I loaded up Far Cry 3, which you may remember had a few issues on the last Lenovo that I reviewed, and it ran without a hitch on top settings. Granted, FC3 is a few years old, but it’s still a fairly system intensive program, which the Y70 handled with ease. Saints Row: Gat out of Hell is a newer game also needing decent specs, and it too ran without issue. The only game that I threw at the Y70 that had issues was the Early Access Carmageddon re-make, though that game occasionally has issues on my gaming PC so it’s likely an issue with the game rather than the Y70.
As with most all laptops, performance takes a dip if you unplug the machine, which is to be expected.

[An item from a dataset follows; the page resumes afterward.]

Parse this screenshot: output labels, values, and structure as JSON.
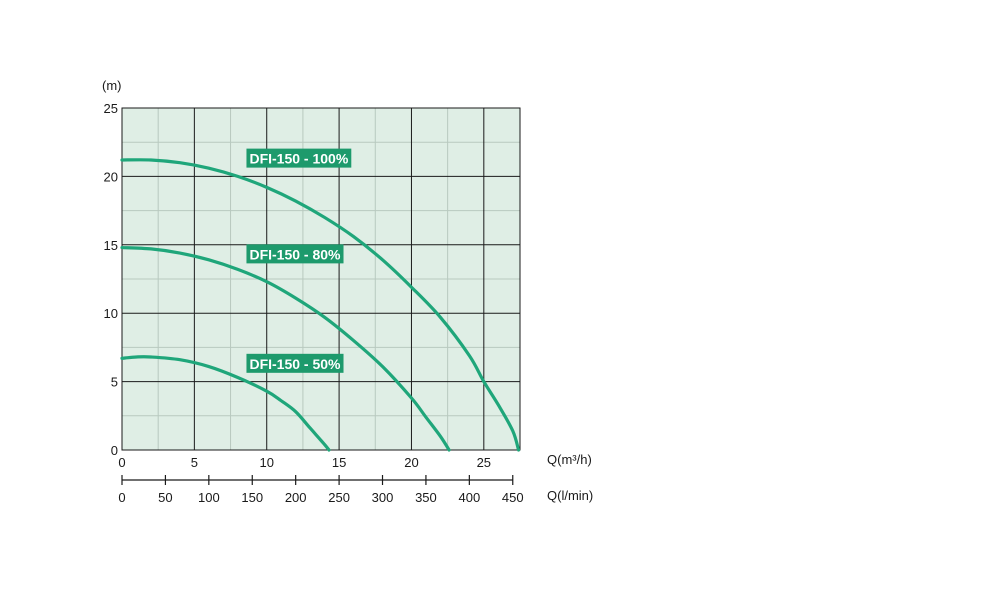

Lenovo claims four hours of battery life on the Y70, and I was able to get around three and a half, so it was pretty close. You’ll really want to keep it plugged in though so that the power saver modes don’t kick in and tone down performance. Oddly however, the power manager will occasionally scold you if you keep it plugged in all of the time. You’ll really want to keep the Y70 on your desk anyway, because as I mentioned earlier it’s definitely big and heavy.

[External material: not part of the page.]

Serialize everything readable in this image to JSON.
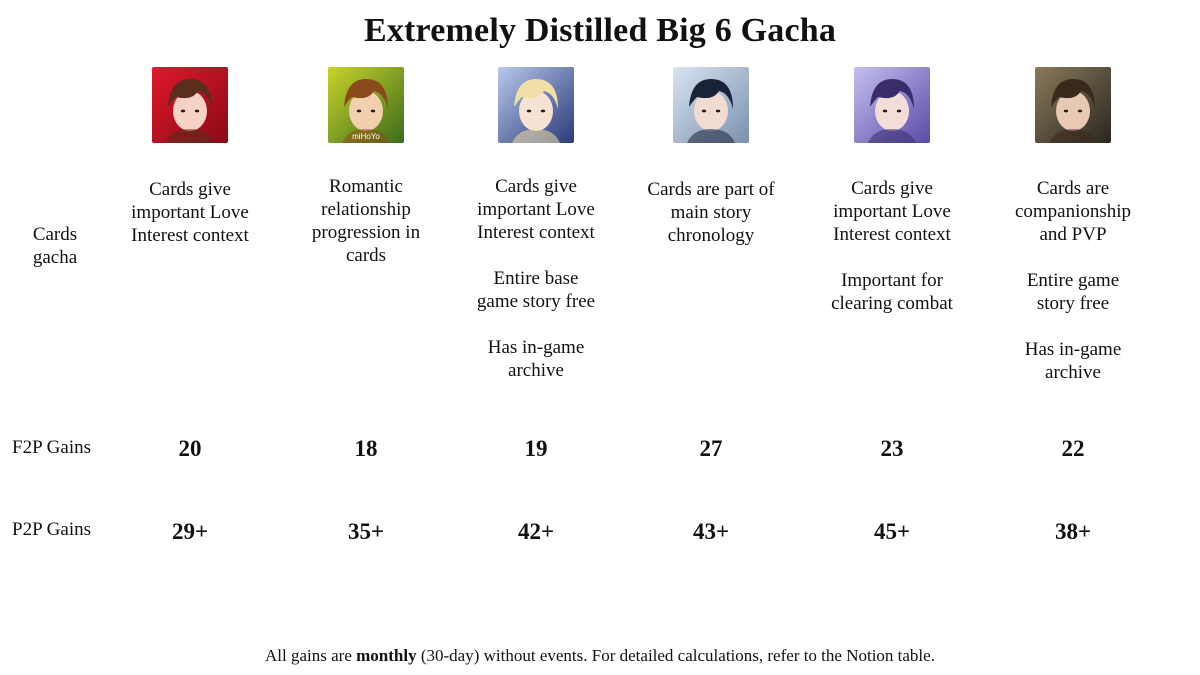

There’s an integrated webcam, it works. There’s a small flash, but it really is best suited for lighted areas. Video chats work as they should, and that’s really the main thing you’d use an integrated webcam for anyway.
I mentioned above that the given stats for the Lenovo Y70 show four hours of battery life. I was able to get about three and a half with somewhat rigorous usage. This really isn’t the sort of laptop that you’ll use away from A/C for very long anyway, so four hours should be enough when necessary.
The Lenovo Y70 comes with an external DVD/RW drive, which is a nice extra. Most software can be downloaded these days, but if you’ve got software on disk, or prefer to backup files to DVD, the option is available right out of the box.
The Lenovo Y70 is available starting at just under $1000. The model as reviewed comes in closer to $1200-$1500 depending on where you shop. Considering the internals, the Y70 is reasonably priced for a 17” gaming powerhouse laptop. Laptops with comparable specs generally run anywhere from $1500-$2000.
Gaming laptops might not be quite as prevalent as their business equivalents, but there are definite options available. The Lenovo Y70 is a strong entrant into the gaming laptop category. It comes in at a reasonable price and has the guts to handle most anything you’ll throw at it. I’ll often say that this machine or that machine won’t run CRYSIS at max settings, and the Y70 probably won’t either, but chances are good you could at least run the game. If you’re in the market for a gaming laptop, be sure to check out the Lenovo Y70 Touch.
*We were sent a demo unit of the Lenovo Y70 for the purposes of this review.